L’uomo sarebbe stato raggiunto da una ventina di fendenti, che hanno interessato testa, collo, torace e addome. Un attacco improvviso e particolarmente violento che ha provocato il panico tra i presenti.
Provvidenziale l’intervento di alcuni clienti del bar, che sono riusciti a immobilizzare l’aggressore prima del suo tentativo di fuga, consentendo agli agenti della Polizia di Stato, giunti poco dopo sul posto, di procedere all’arresto.
La vittima è ricoverata in condizioni critiche
Il 55enne è stato soccorso dal personale sanitario del 118 e trasportato d’urgenza all’ospedale Niguarda, dove è ricoverato in prognosi riservata.
Le sue condizioni vengono monitorate costantemente dai medici, che stanno facendo il possibile per stabilizzarne il quadro clinico.
Le frasi pronunciate dopo l’arresto
Secondo quanto riferito dagli investigatori, una volta condotto negli uffici di polizia il giovane avrebbe mantenuto un atteggiamento di assoluta indifferenza rispetto alla gravità dell’accaduto.
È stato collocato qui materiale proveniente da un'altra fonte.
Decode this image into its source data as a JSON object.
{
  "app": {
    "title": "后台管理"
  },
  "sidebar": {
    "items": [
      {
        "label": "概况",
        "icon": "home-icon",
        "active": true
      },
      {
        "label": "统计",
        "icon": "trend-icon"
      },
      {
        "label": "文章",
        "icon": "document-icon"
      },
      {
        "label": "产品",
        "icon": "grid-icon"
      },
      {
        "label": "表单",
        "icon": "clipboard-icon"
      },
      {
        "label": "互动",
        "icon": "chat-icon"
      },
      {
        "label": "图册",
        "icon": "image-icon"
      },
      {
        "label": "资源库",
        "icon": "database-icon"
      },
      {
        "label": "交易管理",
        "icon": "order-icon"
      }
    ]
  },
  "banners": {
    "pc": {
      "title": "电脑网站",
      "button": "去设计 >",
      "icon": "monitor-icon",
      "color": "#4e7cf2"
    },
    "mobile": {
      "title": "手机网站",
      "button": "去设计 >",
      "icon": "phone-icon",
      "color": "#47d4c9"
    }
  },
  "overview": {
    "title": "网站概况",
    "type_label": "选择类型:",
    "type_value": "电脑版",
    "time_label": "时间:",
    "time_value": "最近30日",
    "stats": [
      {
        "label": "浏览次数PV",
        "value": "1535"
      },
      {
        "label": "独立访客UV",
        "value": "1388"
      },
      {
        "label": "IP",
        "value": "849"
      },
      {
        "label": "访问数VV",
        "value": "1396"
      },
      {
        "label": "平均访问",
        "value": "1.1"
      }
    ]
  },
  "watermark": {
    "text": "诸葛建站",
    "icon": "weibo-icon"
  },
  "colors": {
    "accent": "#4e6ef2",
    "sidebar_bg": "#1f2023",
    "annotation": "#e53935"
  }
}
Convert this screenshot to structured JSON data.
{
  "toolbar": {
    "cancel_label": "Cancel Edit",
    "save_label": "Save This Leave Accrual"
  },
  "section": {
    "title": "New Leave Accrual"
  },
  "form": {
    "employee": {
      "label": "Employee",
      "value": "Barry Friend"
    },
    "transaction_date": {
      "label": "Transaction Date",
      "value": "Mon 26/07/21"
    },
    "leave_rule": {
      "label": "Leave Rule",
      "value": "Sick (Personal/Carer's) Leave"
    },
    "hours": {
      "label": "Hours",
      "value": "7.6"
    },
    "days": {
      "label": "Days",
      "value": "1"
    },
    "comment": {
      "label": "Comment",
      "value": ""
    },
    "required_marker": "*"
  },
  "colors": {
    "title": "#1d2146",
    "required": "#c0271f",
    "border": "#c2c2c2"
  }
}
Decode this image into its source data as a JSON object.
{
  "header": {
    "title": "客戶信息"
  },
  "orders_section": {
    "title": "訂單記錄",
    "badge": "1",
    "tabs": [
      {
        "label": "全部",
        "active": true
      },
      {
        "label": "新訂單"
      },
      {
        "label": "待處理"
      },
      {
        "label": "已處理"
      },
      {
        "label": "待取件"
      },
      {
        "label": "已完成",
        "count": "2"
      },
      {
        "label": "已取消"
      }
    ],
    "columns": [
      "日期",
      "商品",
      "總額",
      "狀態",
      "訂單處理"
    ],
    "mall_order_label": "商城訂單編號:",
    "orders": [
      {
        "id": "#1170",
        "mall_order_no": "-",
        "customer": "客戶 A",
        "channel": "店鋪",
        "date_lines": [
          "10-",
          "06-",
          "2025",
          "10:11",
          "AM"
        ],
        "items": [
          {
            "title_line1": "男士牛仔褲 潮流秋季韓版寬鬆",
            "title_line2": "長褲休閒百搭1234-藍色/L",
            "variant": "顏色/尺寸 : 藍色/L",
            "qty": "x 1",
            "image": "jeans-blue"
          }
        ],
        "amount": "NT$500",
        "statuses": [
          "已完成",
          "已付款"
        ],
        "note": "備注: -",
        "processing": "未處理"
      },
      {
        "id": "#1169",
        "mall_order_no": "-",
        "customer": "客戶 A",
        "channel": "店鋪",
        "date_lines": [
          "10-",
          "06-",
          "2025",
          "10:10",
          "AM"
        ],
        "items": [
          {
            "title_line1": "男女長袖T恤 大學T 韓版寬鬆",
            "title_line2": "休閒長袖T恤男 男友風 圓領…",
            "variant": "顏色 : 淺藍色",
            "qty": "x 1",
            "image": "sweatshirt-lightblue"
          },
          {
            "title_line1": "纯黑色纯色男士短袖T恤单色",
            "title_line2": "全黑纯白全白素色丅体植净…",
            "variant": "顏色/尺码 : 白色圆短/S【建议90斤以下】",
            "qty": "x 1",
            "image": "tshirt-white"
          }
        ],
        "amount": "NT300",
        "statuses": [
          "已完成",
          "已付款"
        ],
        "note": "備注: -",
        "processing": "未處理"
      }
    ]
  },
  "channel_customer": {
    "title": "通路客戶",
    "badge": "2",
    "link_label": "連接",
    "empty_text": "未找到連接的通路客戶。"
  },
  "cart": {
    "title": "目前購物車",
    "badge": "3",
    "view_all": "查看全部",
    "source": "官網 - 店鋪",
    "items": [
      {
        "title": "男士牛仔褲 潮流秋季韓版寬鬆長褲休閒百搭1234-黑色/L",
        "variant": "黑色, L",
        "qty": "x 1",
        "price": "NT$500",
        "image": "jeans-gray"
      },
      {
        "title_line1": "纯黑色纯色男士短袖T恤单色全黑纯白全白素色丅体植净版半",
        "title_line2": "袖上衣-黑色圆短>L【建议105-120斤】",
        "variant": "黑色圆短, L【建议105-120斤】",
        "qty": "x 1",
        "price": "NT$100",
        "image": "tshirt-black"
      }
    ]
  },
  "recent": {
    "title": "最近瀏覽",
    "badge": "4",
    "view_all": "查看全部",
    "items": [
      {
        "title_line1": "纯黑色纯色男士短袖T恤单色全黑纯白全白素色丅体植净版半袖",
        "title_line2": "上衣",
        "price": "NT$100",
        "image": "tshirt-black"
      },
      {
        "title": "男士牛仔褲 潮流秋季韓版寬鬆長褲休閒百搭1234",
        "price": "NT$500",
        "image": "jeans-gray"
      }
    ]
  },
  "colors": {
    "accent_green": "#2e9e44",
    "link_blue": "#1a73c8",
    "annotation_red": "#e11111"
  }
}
Agli agenti avrebbe dichiarato: «Mi sono divertito, appena esco lo rifaccio». Si tratta di una frase che, secondo quanto emerso, è stata acquisita agli atti dell’indagine coordinata dalla Procura di Milano.
Lunedì l’interrogatorio davanti al giudice
Il pubblico ministero Elio Ramondini ha chiesto la convalida dell’arresto contestando al 22enne il reato di tentato omicidio. Secondo l’accusa sussistono sia il pericolo di fuga sia il rischio di reiterazione del reato.
Nella mattinata di lunedì il giovane comparirà davanti al giudice per le indagini preliminari Luigi Iannelli, nel carcere di San Vittore, per l’interrogatorio di garanzia.
Le indagini
Un ruolo fondamentale nell’inchiesta sarà svolto dalle immagini registrate dalle telecamere di videosorveglianza installate nella zona del bar, che avrebbero ripreso tutte le fasi dell’aggressione.
Gli investigatori stanno inoltre lavorando per chiarire il movente dell’attacco e verificare se tra il presunto aggressore e la vittima vi fosse un rapporto pregresso oppure se si sia trattato di un gesto del tutto immotivato. L’attività investigativa prosegue per ricostruire con precisione ogni dettaglio della vicenda.